Vigo gallery presents Undulate, the first London solo show by Isabel Yellin.
Yellin makes fizzy, contemporary, painterly, abstract works. Attractive, sharp and playful, they look like catchy 1980’s pop songs trying to burst out of a clutch of heavy 1950’s action paintings.
“I sometime use a crinkled polyester, a fabric that caught my attention because of how it reminded me of my mother's Issey Miyake clothes from the early 2000's. My mom had great clothes. The grout I use on a lot of work reminds me of tiled bathroom walls, which I associate with childhood bath-time with my sister, the stories and games we played there and how happy that time was…. There were many other times that were not so happy... It's all these little moments that somehow get wrapped up in specific materials that then lodge in my memory... Maybe I'm a bit cheesy...”
Isabel Yellin
Each of the wall-hung works here are made from a collage of found and bought materials, fabrics; denim, polyester, old cotton bed sheets and passages of netting and mesh, onto which Yellin then paints. Hanging loosely, stretcher-less, the works occupy a space between sculpture and painting. They read like paintings but some of their critical characteristics are sculptural.

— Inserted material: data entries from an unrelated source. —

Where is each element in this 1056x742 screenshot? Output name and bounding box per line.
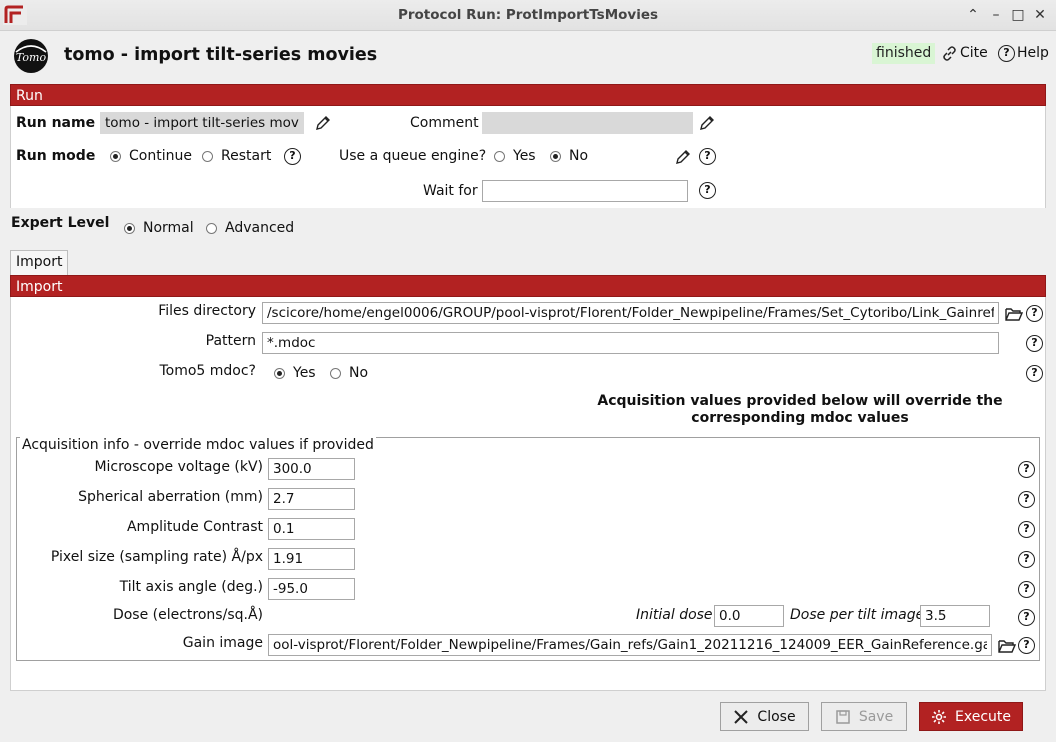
acquisition-legend: Acquisition info - override mdoc values … [20,437,376,453]
execute-button[interactable]: Execute [919,702,1023,731]
pattern-label: Pattern [205,333,256,349]
radio-unselected-icon [494,150,505,162]
help-icon[interactable]: ? [1018,521,1035,538]
help-icon[interactable]: ? [1018,609,1035,626]
pixel-size-input[interactable] [268,548,355,570]
cite-label: Cite [960,45,988,61]
status-badge: finished [872,43,936,64]
radio-selected-icon [550,150,561,162]
pencil-icon[interactable] [698,114,716,132]
tomo5-mdoc-label: Tomo5 mdoc? [159,363,256,379]
radio-unselected-icon [206,222,217,234]
override-note: Acquisition values provided below will o… [597,393,1003,426]
voltage-input[interactable] [268,458,355,480]
help-icon[interactable]: ? [1026,335,1043,352]
radio-selected-icon [110,150,121,162]
folder-open-icon[interactable] [998,638,1016,654]
page-title: tomo - import tilt-series movies [64,45,378,65]
run-section-header: Run [10,84,1046,106]
wait-for-input[interactable] [482,180,688,202]
spherical-aberration-input[interactable] [268,488,355,510]
pattern-input[interactable] [262,332,999,354]
close-button[interactable]: Close [720,702,809,731]
help-icon[interactable]: ? [1026,365,1043,382]
radio-unselected-icon [202,150,213,162]
files-directory-input[interactable] [262,302,999,324]
pencil-icon[interactable] [674,148,692,166]
tilt-axis-label: Tilt axis angle (deg.) [119,579,263,595]
help-icon[interactable]: ? [1018,581,1035,598]
voltage-label: Microscope voltage (kV) [94,459,263,475]
gain-image-label: Gain image [182,635,263,651]
dose-per-tilt-label: Dose per tilt image [790,607,925,623]
tomo-logo-icon: Tomo [14,39,48,73]
gear-icon [932,709,946,724]
comment-input[interactable] [482,112,693,134]
help-icon[interactable]: ? [699,148,716,165]
wait-for-label: Wait for [423,183,478,199]
folder-open-icon[interactable] [1005,306,1023,322]
queue-yes-radio[interactable]: Yes [494,148,536,164]
queue-engine-label: Use a queue engine? [339,148,487,164]
run-name-label: Run name [16,115,96,131]
radio-selected-icon [124,222,135,234]
app-icon [3,5,27,25]
spherical-aberration-label: Spherical aberration (mm) [78,489,263,505]
help-icon[interactable]: ? [1018,551,1035,568]
queue-no-radio[interactable]: No [550,148,588,164]
save-button[interactable]: Save [821,702,907,731]
tilt-axis-input[interactable] [268,578,355,600]
help-button[interactable]: ? Help [998,43,1049,64]
pixel-size-label: Pixel size (sampling rate) Å/px [50,549,263,565]
window-title: Protocol Run: ProtImportTsMovies [397,7,659,23]
expert-normal-radio[interactable]: Normal [124,220,194,236]
initial-dose-input[interactable] [714,605,784,627]
help-icon[interactable]: ? [699,182,716,199]
chevron-up-icon[interactable]: ⌃ [964,6,982,24]
cite-button[interactable]: Cite [941,43,988,64]
initial-dose-label: Initial dose [636,607,713,623]
amplitude-contrast-input[interactable] [268,518,355,540]
run-mode-label: Run mode [16,148,96,164]
help-icon[interactable]: ? [1026,305,1043,322]
files-directory-label: Files directory [158,303,256,319]
import-section-header: Import [10,275,1046,297]
minimize-icon[interactable]: – [987,6,1005,24]
radio-selected-icon [274,367,285,379]
svg-text:Tomo: Tomo [16,51,47,64]
expert-advanced-radio[interactable]: Advanced [206,220,294,236]
close-x-icon [734,709,749,724]
run-mode-restart-radio[interactable]: Restart [202,148,271,164]
help-icon[interactable]: ? [284,148,301,165]
run-name-input[interactable] [100,112,304,134]
window-titlebar: Protocol Run: ProtImportTsMovies ⌃ – □ ✕ [0,0,1056,31]
dose-label: Dose (electrons/sq.Å) [112,607,263,623]
pencil-icon[interactable] [314,114,332,132]
help-icon[interactable]: ? [1018,491,1035,508]
save-icon [836,709,850,724]
help-icon[interactable]: ? [1018,637,1035,654]
help-icon[interactable]: ? [1018,461,1035,478]
tomo5-yes-radio[interactable]: Yes [274,365,316,381]
close-icon[interactable]: ✕ [1031,6,1049,24]
help-icon: ? [998,45,1015,62]
radio-unselected-icon [330,367,341,379]
expert-level-label: Expert Level [11,215,110,231]
help-label: Help [1017,45,1049,61]
run-mode-continue-radio[interactable]: Continue [110,148,192,164]
link-icon [943,46,956,61]
tab-import[interactable]: Import [10,250,69,275]
comment-label: Comment [410,115,479,131]
dose-per-tilt-input[interactable] [920,605,990,627]
tomo5-no-radio[interactable]: No [330,365,368,381]
amplitude-contrast-label: Amplitude Contrast [126,519,263,535]
maximize-icon[interactable]: □ [1009,6,1027,24]
gain-image-input[interactable] [268,634,992,656]
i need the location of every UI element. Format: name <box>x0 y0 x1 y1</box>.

The way the works hang and droop, the folds and undulations of the fabrics and their varied textures, all heighten the presence of the works in space. Yellin deploys the fabrics with compositional verve, using their colour and forms to create each works’ pictorial substance. For the artist these materials incorporate a further layer of meaning, linking particular fabrics and colours with a clutch of personal memories through an almost synesthetic series of associations. Onto all this Yellin then paints with a happy fluidness, sometimes, brief scribbles, sometimes, thick bands of paint.
In Undulate Yellin has used the variety of modes and means of expression at her disposal to make a body of work with considerable range.
Mood Lighting 1, to take one piece, is a brilliant essay in economy of expression. A single sheet of fabric folded over itself and sewn into place, the top part sloping irregularly down towards the right hand side of the work, casting a shadow and making depth, form the main body and simultaneously background of the work. Onto this sits with effortless elegance, three further elements having a conversation; a square patch of white cloth, a drippy scribble of yellow brown acrylic paint and, a little way off, a vertical strip of dark blue gaffer tape.
That Big Little Number by contrast is a larger, busier, showstopper. A heavy piece of denim dominates a white sheet that hangs down forming the skirt of the work. A crumpled-round the-edges translucent light blue material is stitched onto the dark blue. Onto large areas of these variegated surfaces, Yellin applies fast sweeps of black paint and a few tribal marking-like lines of turquoise on the light blue material, setting up a concatenation of blue hues. Finally, completing the work with finesse and poise, is a long, squiggly line of yellow that descends vertically, counterpointed on the right by a shorter, fatter, parallel line of yellow bleached into the fabric and on the left by a sparky, bright orange piece of string.
With an album-like completeness, Undulate is a show of breezily beautiful yet impressively accomplished works by a talented new, young painter.